To investigate further the expression and secretion of mini-CR1 by RPE cells, we employed iPSC-RPE that were fully differentiated in a transwell setting; these formed a confluent monolayer and expressed a series of RPE cells’ tight-junction markers, including occludin and ZO-1 (Fig 5D). These iPSC-RPE cells were transduced with 3 separate doses of CTx001 (low, 9 × 10⁸ vg/transwell; medium, 4.5 × 10⁹ vg/transwell; and high, 2.2 × 10¹⁰ vg/transwell); after 7 days, mini-CR1 staining was performed (Fig 5E), and samples were taken from both the apical and basolateral chambers of the transwell system in which the cells were grown. Meso Scale Discovery assay showed secretion of mini-CR1 from transduced iPSC-RPE cells both apically and basolaterally (60% and 40% total secreted protein, respectively), through the cell-deposited ECM and the transwell membrane itself (Fig 5F), thereby predicting effective delivery of mini-CR1 to both the neurosensory retina and through Bruch’s membrane to the choriocapillaris.
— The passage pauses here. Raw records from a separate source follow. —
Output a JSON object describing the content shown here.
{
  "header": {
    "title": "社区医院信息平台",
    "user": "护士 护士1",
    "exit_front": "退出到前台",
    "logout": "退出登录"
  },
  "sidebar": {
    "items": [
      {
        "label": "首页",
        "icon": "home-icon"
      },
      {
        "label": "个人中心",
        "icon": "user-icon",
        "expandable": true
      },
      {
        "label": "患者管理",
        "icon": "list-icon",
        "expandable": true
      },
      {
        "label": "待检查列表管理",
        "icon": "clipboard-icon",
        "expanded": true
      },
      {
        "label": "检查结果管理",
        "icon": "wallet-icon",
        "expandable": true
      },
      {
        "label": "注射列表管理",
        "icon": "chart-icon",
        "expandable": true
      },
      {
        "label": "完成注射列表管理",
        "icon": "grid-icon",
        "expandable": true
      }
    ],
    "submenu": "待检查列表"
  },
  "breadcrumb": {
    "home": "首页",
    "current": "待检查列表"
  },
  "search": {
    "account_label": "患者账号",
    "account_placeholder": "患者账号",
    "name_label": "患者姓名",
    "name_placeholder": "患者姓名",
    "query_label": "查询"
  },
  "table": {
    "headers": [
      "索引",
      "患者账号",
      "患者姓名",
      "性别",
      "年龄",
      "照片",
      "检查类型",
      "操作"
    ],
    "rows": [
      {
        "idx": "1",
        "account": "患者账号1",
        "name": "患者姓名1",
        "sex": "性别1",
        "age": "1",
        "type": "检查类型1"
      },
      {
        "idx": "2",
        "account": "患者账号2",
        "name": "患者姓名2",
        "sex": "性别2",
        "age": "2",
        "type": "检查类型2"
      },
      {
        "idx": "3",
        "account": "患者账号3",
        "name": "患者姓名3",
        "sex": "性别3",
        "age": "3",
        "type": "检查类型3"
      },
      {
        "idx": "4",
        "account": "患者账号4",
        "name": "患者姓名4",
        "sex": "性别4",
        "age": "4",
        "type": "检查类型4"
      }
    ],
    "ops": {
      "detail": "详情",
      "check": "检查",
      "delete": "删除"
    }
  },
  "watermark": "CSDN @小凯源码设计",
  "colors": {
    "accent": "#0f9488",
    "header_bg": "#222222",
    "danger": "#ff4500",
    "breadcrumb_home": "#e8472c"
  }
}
CTx001 Delivered Mini-CR1 Shows Activity in RPE Cell Line

ARPE19 cells were transduced with CTx001 (1.78 vg/cell) and maintained for 7 days to allow stable expression, secretion, and accumulation of mini-CR1 transgene protein. Cells were then incubated with 10% normal human serum to provide all necessary complement components for activation. Complement activation was triggered by the addition of 100 μg/mL zymosan and 10 μg/mL lipopolysaccharide (LPS) for 16 hours (to represent the long-term delivery of mini-CR1). Lipopolysaccharide and zymosan promote complement activation by providing surfaces that facilitate C3b deposition and subsequent C5b9 formation: zymosan activates the alternative pathway by serving as a binding surface for C3b, leading to amplification of the cascade,²⁵ and LPS engages both the classical and alternative pathways, further enhancing complement activation.²⁶ In both pathways, C3b and C4b contribute to the formation of C5 convertases (C3bBbC3b and C4b2aC3b), which cleave C5 into C5a and C5b. C5b then sequentially binds C6, C7, C8, and multiple C9 molecules, forming MAC, which mediates cell lysis. Mini-CR1, as a cofactor for FI, should augment C3b and C4b proteolysis, reducing C5 convertase formation and thereby limiting C5 cleavage and subsequent MAC assembly.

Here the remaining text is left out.